I recently read William Clare Roberts’ book Marx’s Inferno. I was attracted by the notion that Marx structured his work according to Dante’s poem, but that connection proved to be a framing device for Roberts’ attempt to recontextualize Capital within the socialist debates of his own time. The upshot of this rereading of Capital, vol. 1 (which Roberts treats as a self-contained unit that represents Marx’s mature views on every topic it addresses — a move that I know many will find questionable) is that several classical features of Marxism are undermined. First, there is no intrinsic necessity for the progress from capitalism to communism, no teleology. Capitalism is a hell, not a purgatory — we need to escape it, not go through it as some kind of necessary penance. Second, he completely rejects the idea that Marx thinks capitalism is cool because it lays the foundation for a post-scarcity society. Instead, Marx sees in the capitalist mode of production (especially factory production) a novel social form that makes possible a new form of collective agency and control.
From this perspective, it seems that the blind alley of 20th Century Communism was its effort to create a post-scarcity society by using planning mechanisms that would supposedly deliver higher rates of growth than unplanned capitalist development. In the case of the USSR, that led them down a path of developing “heavy industry” almost as an end in itself and demanding endless sacrifice — ranging from political freedoms and everyday creature comforts — on behalf of the future generations who would enjoy “the material conditions of full communism.” Every political decision was justified by reference to the magical post-scarcity future that would answer every political question automatically. This utopia of pure economics is similar to the promise of neoliberalism, which attempts to deactive all political participation and decision-making by imposing economic standards and constraints. The supposedly automatic mechanism of the market makes decisions for us, removing any possibility of principled dispute or conflict.

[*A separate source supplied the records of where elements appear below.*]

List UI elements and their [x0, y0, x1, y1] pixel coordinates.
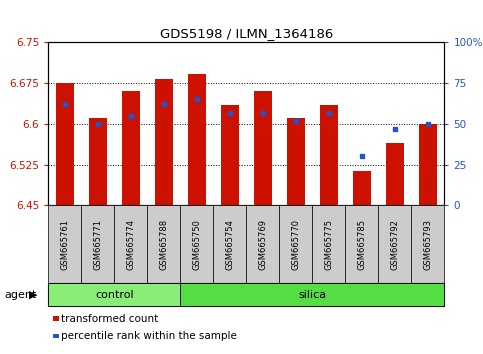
Bar [254, 91, 272, 205]
Text: GSM665788: GSM665788 [159, 219, 168, 270]
Bar [155, 79, 173, 205]
Text: ▶: ▶ [28, 290, 37, 300]
Text: GSM665792: GSM665792 [390, 219, 399, 270]
Bar [287, 119, 305, 205]
Text: GSM665775: GSM665775 [325, 219, 333, 270]
Text: silica: silica [298, 290, 327, 300]
Text: GSM665774: GSM665774 [127, 219, 135, 270]
Text: percentile rank within the sample: percentile rank within the sample [61, 331, 237, 341]
Bar [419, 124, 437, 205]
Bar [320, 105, 338, 205]
Text: control: control [95, 290, 134, 300]
Bar [386, 143, 404, 205]
Text: GSM665785: GSM665785 [357, 219, 366, 270]
Bar [89, 119, 107, 205]
Text: GSM665771: GSM665771 [93, 219, 102, 270]
Text: GSM665770: GSM665770 [291, 219, 300, 270]
Text: agent: agent [5, 290, 37, 300]
Text: GSM665769: GSM665769 [258, 219, 267, 270]
Text: GSM665761: GSM665761 [60, 219, 69, 270]
Bar [56, 83, 74, 205]
Bar [122, 91, 140, 205]
Bar [221, 105, 239, 205]
Text: GSM665793: GSM665793 [424, 219, 432, 270]
Text: transformed count: transformed count [61, 314, 158, 324]
Bar [188, 74, 206, 205]
Text: GSM665754: GSM665754 [226, 219, 234, 270]
Text: GSM665750: GSM665750 [192, 219, 201, 270]
Title: GDS5198 / ILMN_1364186: GDS5198 / ILMN_1364186 [160, 27, 333, 40]
Bar [353, 171, 371, 205]
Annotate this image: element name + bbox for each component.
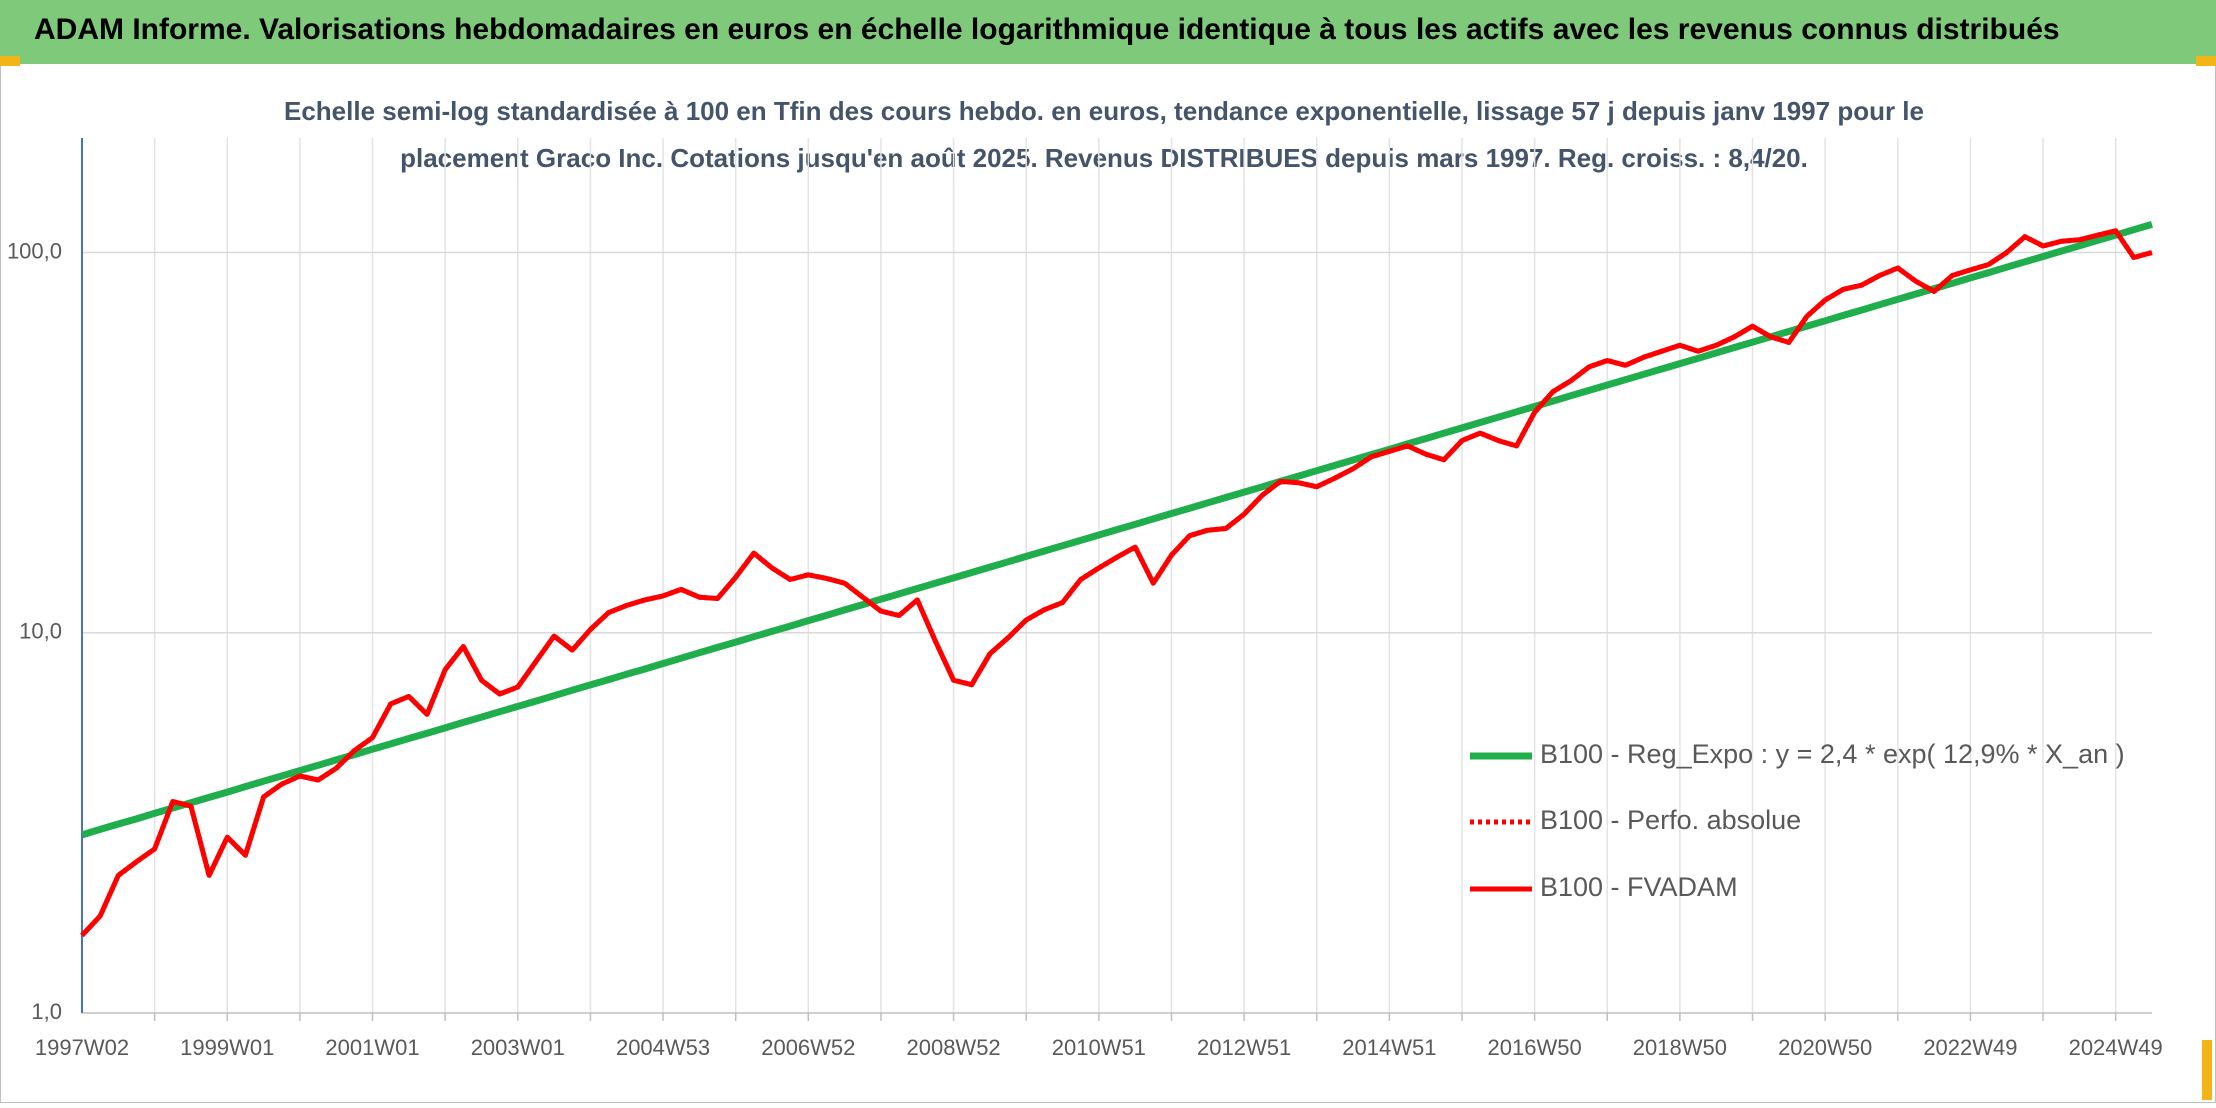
y-tick-label: 1,0	[31, 999, 62, 1024]
legend-label: B100 - FVADAM	[1540, 872, 1738, 902]
x-tick-label: 1997W02	[35, 1035, 129, 1060]
x-tick-label: 1999W01	[180, 1035, 274, 1060]
x-tick-label: 2016W50	[1488, 1035, 1582, 1060]
line-series	[80, 228, 2153, 938]
legend-label: B100 - Perfo. absolue	[1540, 805, 1801, 835]
x-tick-label: 2008W52	[906, 1035, 1000, 1060]
x-tick-label: 2001W01	[325, 1035, 419, 1060]
chart-subtitle: placement Graco Inc. Cotations jusqu'en …	[400, 143, 1808, 173]
corner-mark	[0, 56, 20, 66]
y-tick-label: 100,0	[7, 238, 62, 263]
x-tick-label: 2006W52	[761, 1035, 855, 1060]
x-tick-label: 2018W50	[1633, 1035, 1727, 1060]
x-tick-label: 2024W49	[2069, 1035, 2163, 1060]
x-tick-label: 2014W51	[1342, 1035, 1436, 1060]
x-tick-label: 2010W51	[1052, 1035, 1146, 1060]
corner-mark	[2196, 56, 2216, 66]
y-tick-label: 10,0	[19, 619, 62, 644]
x-tick-label: 2003W01	[471, 1035, 565, 1060]
legend-label: B100 - Reg_Expo : y = 2,4 * exp( 12,9% *…	[1540, 739, 2125, 769]
x-tick-label: 2022W49	[1923, 1035, 2017, 1060]
x-tick-label: 2012W51	[1197, 1035, 1291, 1060]
x-tick-label: 2020W50	[1778, 1035, 1872, 1060]
line-series	[80, 221, 2153, 839]
chart-title: ADAM Informe. Valorisations hebdomadaire…	[34, 13, 2060, 46]
chart-subtitle: Echelle semi-log standardisée à 100 en T…	[284, 96, 1924, 126]
title-bar	[0, 0, 2216, 64]
corner-mark	[2202, 1040, 2212, 1100]
x-tick-label: 2004W53	[616, 1035, 710, 1060]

As you will see in my forthcoming book Neoliberalism’s Demons, I am a huge critic of “Arendt’s axiom” on the absolute qualitative distinction between the political and the economic, which I view as a fatal flaw in Wendy Brown’s Undoing the Demos. So I don’t want to say here that we need to favor the political over the economic or resist the eclipse of the political by the economic or anything like that. The two realms really are inseparable, and I shouldn’t have to belabor that point. What I want to suggest here is that the idea that economics can replace or solve politics is a fantasy generated by capitalism itself — a strategy for legitimating its power structures as something other than power structures, its forms of oppression as something other than oppression.
If Marx really did believe that a sufficient level of economic development would automatically solve all serious political problems, then he would be the ultimate capitalist ideologue — and the 20th Century Communists who believed that was his teaching wound up becoming fodder for capitalist ideology, because the primary ideological lesson we are taught to take away from the experience of the USSR and pre-Deng China is that any alternative to capitalism is (in one of those grand ideological self-contradictions) simultaneously terrifying, boring, and impossible. One wishes — even taking into account the impossible situation in which they found themselves — that they had spent more time developing the machinery of collective decision-making and a little less laboriously reinventing the machinery of churning stuff out for the sake of churning stuff out. If there are any lessons to be drawn from that experience, it is not that planning, done right, with computers this time, can finally bring us the post-scarcity paradise, but in the very gesture of planning itself — collective planning not as a way of churning out more stuff, but as a way of taking collective responsibility for ourselves and the conditions of our life together.
I especially like your concluding paragraph… ” One wishes — even taking into account the impossible situation in which they found themselves — that they had spent more time developing the machinery of collective decision-making and a little less laboriously reinventing the machinery of churning stuff out for the sake of churning stuff out. If there are any lessons to be drawn from that experience, it is not that planning, done right, with computers this time, can finally bring us the post-scarcity paradise, but in the very gesture of planning itself — collective planning not as a way of churning out more stuff, but as a way of taking collective responsibility for ourselves and the conditions of our life together.”
One wishes, that Mark… and his Russian followers, had listened more attentively to Kropotkin.